Achim Hecht / 30.05.2016 / 06:00 / Foto: Lisa Jarvis / 30 / Seite ausdrucken

Ich möchte Herrn Gauland nicht zum Nachbarn haben

„Die Leute finden ihn als Fußballspieler gut. Aber sie wollen einen Boateng nicht als Nachbarn haben,“ soll Alexander Gauland laut Frankfurter Allgemeine Sonntagszeitung gesagt haben. Die öffentliche Reaktion derer, die versuchen, ihren - umgekehrten - "Refugee Welcome"-Rassismus als deutsche Staatsdoktrin zu etablieren, ist vorhersehbar und wohlkalkuliert. Eine "Beleidigung", wie allgemein kolportiert, hatte Alexander Gauland damit aber sicher nicht im Sinn. Sondern ganz offensichtlich eine Provo-Vorlage für die Titelzeilenjournaille - im Metakontext (verbotene Zone für alle Kommentatoren in der Facebook-Filterblase...) liefert er dann das entscheidende Statement:

Es ginge ihm um die "Abwehr des kulturell Fremden" wird Alexander Gauland weiter zitiert. Man wird ja wohl noch sagen dürfen...

Klar. Es gibt es eine Menge Menschen, die so denken, für die Hautfarbe, Glaube oder Herkunft eines Menschen entscheidend sind, nicht sein konkretes Verhalten. Leider. Der - nicht erst seit Kurzem skandalträchtige Gauland weiss, ganz Populist, mit diesen Ressentiments zu spielen. Statt mit offenem Visier zu sagen "ich finde...", appelliert Biedermann Gauland an die Opfermentalität derer, die ihre sozialen Abstiegsängste in Überfremdungsgefühle sublimieren. Durchaus nicht ungeschickt. Er ist ja schon länger im Geschäft. Nichts Neues unter der doitschen Sonne.

Ich werde ja wohl noch sagen (fragen) dürfen: Der christliche Deutsch-Ghanaer Jérôme Boateng, erfolgreicher Sportler, der seinen Lebensunterhalt anständig, nicht als Politiker, bestreitet, ist also "kulturell fremd"?
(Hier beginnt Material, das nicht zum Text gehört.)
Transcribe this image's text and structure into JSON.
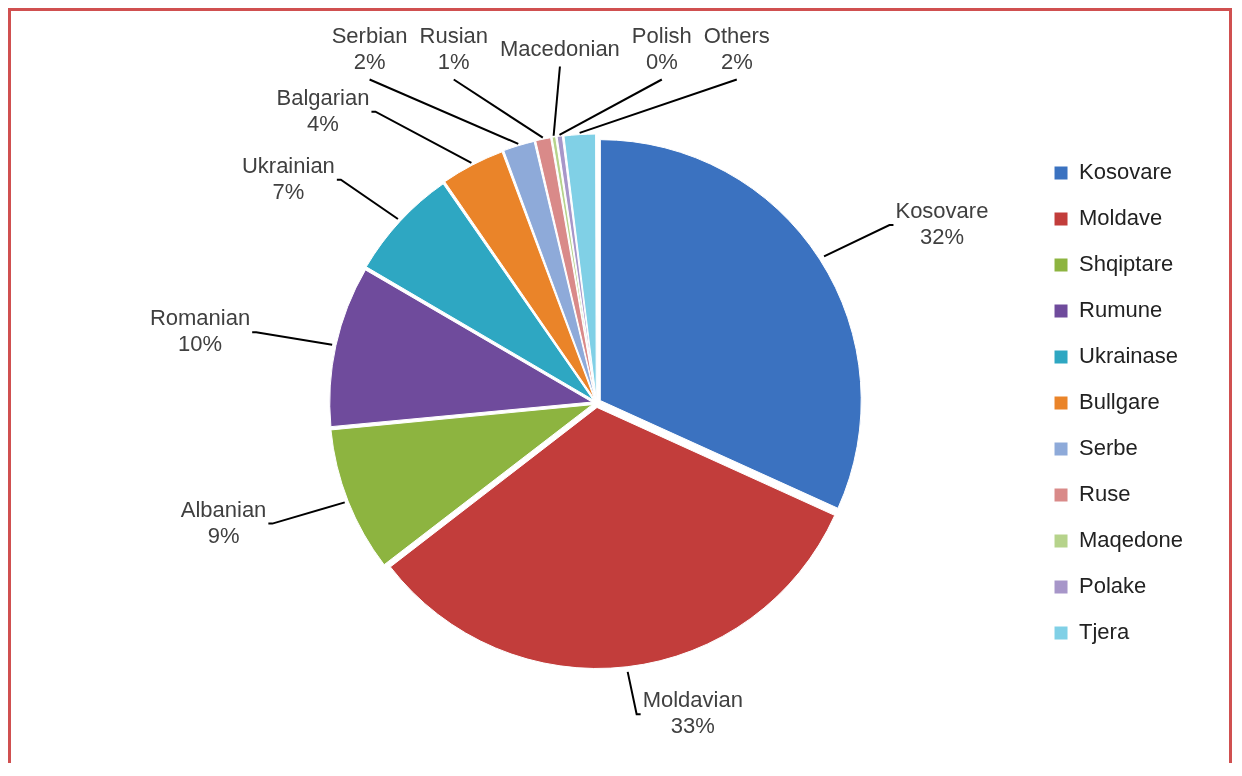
{
  "chart_data": {
    "type": "pie",
    "categories": [
      "Kosovare",
      "Moldave",
      "Shqiptare",
      "Rumune",
      "Ukrainase",
      "Bullgare",
      "Serbe",
      "Ruse",
      "Maqedone",
      "Polake",
      "Tjera"
    ],
    "values": [
      32,
      33,
      9,
      10,
      7,
      4,
      2,
      1,
      0.3,
      0.4,
      2
    ],
    "colors": [
      "#3b72c0",
      "#c23d3b",
      "#8db440",
      "#6f4b9c",
      "#2ea7c2",
      "#ea8429",
      "#8eaad9",
      "#d98a89",
      "#b6d38b",
      "#a796c9",
      "#80d0e6"
    ],
    "value_labels": [
      "Kosovare\n32%",
      "Moldavian\n33%",
      "Albanian\n9%",
      "Romanian\n10%",
      "Ukrainian\n7%",
      "Balgarian\n4%",
      "Serbian\n2%",
      "Rusian\n1%",
      "Macedonian",
      "Polish\n0%",
      "Others\n2%"
    ],
    "legend": "right"
  }
}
Ich verstehe nicht allzu viel von Fussball. Aber Boateng verkörpert für mich den - liberalen - Traum, dass jeder ungeachtet seiner Herkunft sich integrieren und aufsteigen kann, aus eigener  Kraft und eigenem Talent, nicht als Mitglied irgendeiner politischen Seilschaft oder Lobby. Und mit Boateng eine Runde in seinem Audi RS5 460PS-Boliden durch das schöne Münchner Viertel Grünwald zu drehen, würde mir allemal besser gefallen, als mir auf einer AfD-Nachbarschaftsversammlung von Gauland TTIP, USA, Russland und die Welt erklären zu lassen.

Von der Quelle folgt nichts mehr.